There's music from Star Trek and Star Wars and everything in between. The Winnipeg Symphony Orchestra takes off on a sci-fi flight of fancy with host George Takei, the original Mr. Sulu from Star Trek.
The program was put together by guest-conductor Jack Everly who will make his Winnipeg debut at the helm of the orchestra this weekend.
SCENE caught up with Everly on the edge of the universe to get some background on the show:
What's it like working with George Takei as host?
George is such a delight and such a gentleman. He's one of the nicest people in the world to work with. He brings such a resonance to the whole evening.
In the second half, he recites the speech exactly as it was written for the original The Day the Earth Stood Still from 1953. What he brings to that, with that magnificent voice of his, is even on a higher level than what the great British actor Michael Rennie brought to it.
'In this day and age, especially when we have access to all these films, what our audiences actually enjoy is hearing this music that they know -- and they feel it's iconic and they understand the associations -- they hear it without the visuals and it's a revelation to them.' - Jack Everly, conductor
In his first appearance, he basically comes out and kibitzes with the audience and with Kristen Plumley [guest soprano] and sets up the reason for the existence, as it were, of why Star Trek came to be and his experience with it. It's all improvised and it's really quite something to hear. Often it goes into uncharted territory so I never quite know what that opening banter is going to be.

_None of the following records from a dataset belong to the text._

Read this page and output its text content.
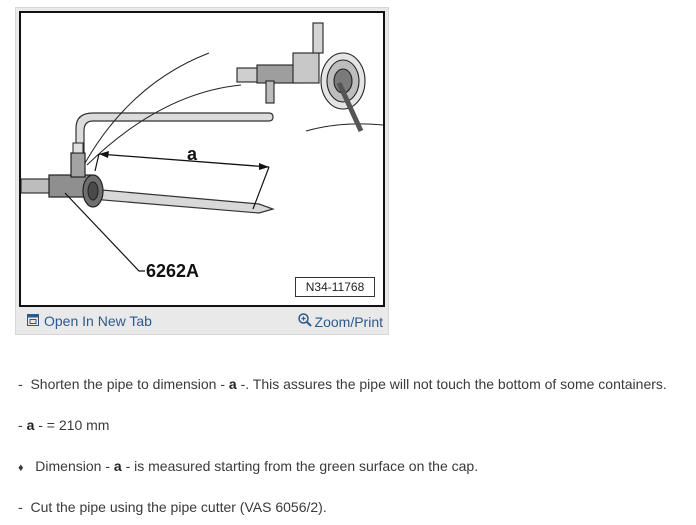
6262A
a
N34-11768
Open In New Tab	Zoom/Print
- Shorten the pipe to dimension - a -. This assures the pipe will not touch the bottom of some containers.
- a - = 210 mm
♦ Dimension - a - is measured starting from the green surface on the cap.
- Cut the pipe using the pipe cutter (VAS 6056/2).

How did you get introduced to the world of sci-fi?
Science fiction for me as a kid was something I read a lot. I wasn't even that aware of the film and TV part of it until I saw Twilight Zone, Outer Limits and the film The Day the Earth Stood Still. That was a big deal for me, it had a tremendous impact on me.
It was a combination of the brilliant writing of the script -- I was just riveted through the story because it's an allegory for so many things about the human race and the fear factor of the unknown. Then when that's combined with Bernard Hermann's music, it all came together for me.
What is the reaction of the audience to these concerts?
Ecstatic! Otherworldly sometimes.
Do people ever show up in costume?
All the time, they really do. We're always amazed at who shows up in what. Of course my favourite thing to watch is the observation of your, shall we say, 'ongoing concert-goer' who suddenly finds himself sitting next to a Starship Trooper or Princess Leia or Dr. Spock. You never know.
What's your own favourite scene from a sci-fi movie?
I have so many, but one of my favourites has to be in ET, when the young boys are trying to save him and he's in the bicycle basket with the robe over him and they take off and just when you think all is for nought, they levitate and there's a marvellous image of them cycling in front of the full moon. And that is also in the music that we are going to play -- you hear it and you think, 'wow there it is!' The music is just as inspiring as the imagery in the film.
Just to be clear, there are no visuals in the concert, there are no film clips. Are people OK with that? How do you translate these highly visual movies to the orchestra only?
In this day and age, especially when we have access to all these films, what our audiences actually enjoy is hearing this music that they know -- and they feel it's iconic and they understand the associations -- they hear it without the visuals and it's a revelation to them.
They hear it acoustically and they hear it on a large scale that only the live symphony orchestra can bring to it. We've never heard, 'oh gee, I wish there had been film clips.' We've never heard that, frankly.
To what do you attribute this fascination with sci-fi?
I think it's because of what is says about humanity and the possibilities for the future. I do believe at its core, that is where the passion comes from, from its fans. It's become visionary, it's become inspiring and hopeful for the future, all the while pointing out perhaps not only the foibles of aliens but the foibles of humanity.
I think it's a marvellously inventive and fertile ground for storytelling and because of that, it's a marvellous reason for really great music.